Income investments tend to move in a cyclical pattern and RNP is no different. With negative correlation to equities, the fund can be a powerful diversifier while also delivering high current income. The caveat of this is that RNP is significantly more volatile than traditional bond funds, performs great during bull markets, and lags peers in bear markets.

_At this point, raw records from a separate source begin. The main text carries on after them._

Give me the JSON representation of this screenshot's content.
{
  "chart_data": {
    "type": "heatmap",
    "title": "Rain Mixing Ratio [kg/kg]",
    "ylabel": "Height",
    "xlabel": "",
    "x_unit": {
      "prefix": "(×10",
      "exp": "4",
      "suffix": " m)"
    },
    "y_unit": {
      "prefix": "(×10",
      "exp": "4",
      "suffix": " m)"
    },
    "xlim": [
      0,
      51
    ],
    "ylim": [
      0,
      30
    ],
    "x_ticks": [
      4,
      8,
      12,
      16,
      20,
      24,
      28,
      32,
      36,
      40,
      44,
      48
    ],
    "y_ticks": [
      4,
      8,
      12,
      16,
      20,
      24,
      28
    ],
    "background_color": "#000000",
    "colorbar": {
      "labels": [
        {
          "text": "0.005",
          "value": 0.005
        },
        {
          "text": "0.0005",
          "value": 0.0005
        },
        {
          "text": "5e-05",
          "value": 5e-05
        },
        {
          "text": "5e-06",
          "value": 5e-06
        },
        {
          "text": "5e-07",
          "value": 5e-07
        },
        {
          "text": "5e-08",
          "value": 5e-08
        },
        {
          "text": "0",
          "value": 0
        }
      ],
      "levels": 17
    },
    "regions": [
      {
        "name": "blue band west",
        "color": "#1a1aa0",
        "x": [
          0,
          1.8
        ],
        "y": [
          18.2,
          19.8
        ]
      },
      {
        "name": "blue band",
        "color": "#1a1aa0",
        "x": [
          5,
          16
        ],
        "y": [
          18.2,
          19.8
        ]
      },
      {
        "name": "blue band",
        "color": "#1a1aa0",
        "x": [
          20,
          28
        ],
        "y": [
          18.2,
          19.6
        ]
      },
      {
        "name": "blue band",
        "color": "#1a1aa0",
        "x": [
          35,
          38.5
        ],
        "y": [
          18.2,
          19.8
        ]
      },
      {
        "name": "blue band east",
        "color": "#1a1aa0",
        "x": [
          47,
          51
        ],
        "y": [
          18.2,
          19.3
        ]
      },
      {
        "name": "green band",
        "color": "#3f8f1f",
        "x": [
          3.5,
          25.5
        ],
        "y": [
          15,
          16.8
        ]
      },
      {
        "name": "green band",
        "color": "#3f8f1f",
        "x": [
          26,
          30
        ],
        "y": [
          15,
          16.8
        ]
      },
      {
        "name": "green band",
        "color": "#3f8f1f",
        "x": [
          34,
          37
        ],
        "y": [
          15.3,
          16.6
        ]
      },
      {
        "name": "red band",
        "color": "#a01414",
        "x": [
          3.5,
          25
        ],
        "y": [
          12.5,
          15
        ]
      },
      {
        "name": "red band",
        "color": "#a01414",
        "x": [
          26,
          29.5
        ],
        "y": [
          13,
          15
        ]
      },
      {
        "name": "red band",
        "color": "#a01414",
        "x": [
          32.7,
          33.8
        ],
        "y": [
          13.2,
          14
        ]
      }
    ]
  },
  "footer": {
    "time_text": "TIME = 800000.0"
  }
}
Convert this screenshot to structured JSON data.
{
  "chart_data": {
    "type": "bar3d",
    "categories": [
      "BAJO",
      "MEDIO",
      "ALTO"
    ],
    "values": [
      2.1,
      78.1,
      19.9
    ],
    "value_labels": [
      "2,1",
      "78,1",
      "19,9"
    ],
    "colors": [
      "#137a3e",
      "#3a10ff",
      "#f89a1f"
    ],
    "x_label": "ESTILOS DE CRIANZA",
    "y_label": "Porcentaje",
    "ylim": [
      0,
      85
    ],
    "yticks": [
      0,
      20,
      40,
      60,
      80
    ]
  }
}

While a bear market seems unlikely for the time being, interest rate sensitivity is a concern with the Fed continuing to raise interest rates. In addition to causing downward price pressure on the market price of the fund, borrowing costs will be more expensive and decrease profitability. This is because RNP borrows and short-term rates and makes money on the spread via capital growth and dividends.

Correlation

Bull Market

Bear Market

(Source: Yahoo Finance)

Sustainability Analysis

They key to maintaining the distribution over the long-term is coverage from Net Investment Income and growth of underlying holdings. This will allow the portfolio managers to use all the fund’s resources earmarked for portfolio growth without having to supplement the NII shortfall. In the case of RNP, however, NII has covered about 60-70% of the distribution has a slight negative Undistributed NII balance. While there have been net additions to NAV after paying expenses, this is because the fund holdings have been performing well enough to do so. That cannot be relied on to maintain the distribution over the long-term. Compounding this issue is that the fund may eventually have to raise cash. If they choose to do so through debt, then borrowing costs will increase. If they issue new equity shares, there is a chance of dilution if not enough cash is raised per the NAV formula {NAV = (Assets-liabilities)/Shares outstanding}. Furthermore, rights offerings can be complicated which may not suit investors that want a hands-off strategy aside from periodic rebalancing. Stanford Chemist wrote a great article on how to play the rights offering of an equity closed end fund and can be used as an outline for CEF’s in general.

Valuation

(Source: CEF Connect)

As you can see from the chart above, RNP has traded at a discount to NAV for a few years now. The spreads, however, are thinning and the market price is getting closer to reaching NAV. While the fund does offer a great total return, the tradeoffs and potential issues highlighted above indicate that the fund is fairly valued.

The Bottom Line

Despite the strong investment profile, prospective growth and income investors should diversify their risk exposures to stabilize portfolio performance along with periodic rebalancing. Because the fund has negative correlation to equities but more volatility than traditional bond funds, funds like the Vanguard Dividend Growth index ETF (VIG) and Vanguard Extended Duration Treasury index ETF (EDV) can provide capital growth and downside protection, respectively.

Disclosure: I/we have no positions in any stocks mentioned, and no plans to initiate any positions within the next 72 hours. I wrote this article myself, and it expresses my own opinions. I am not receiving compensation for it (other than from Seeking Alpha). I have no business relationship with any company whose stock is mentioned in this article.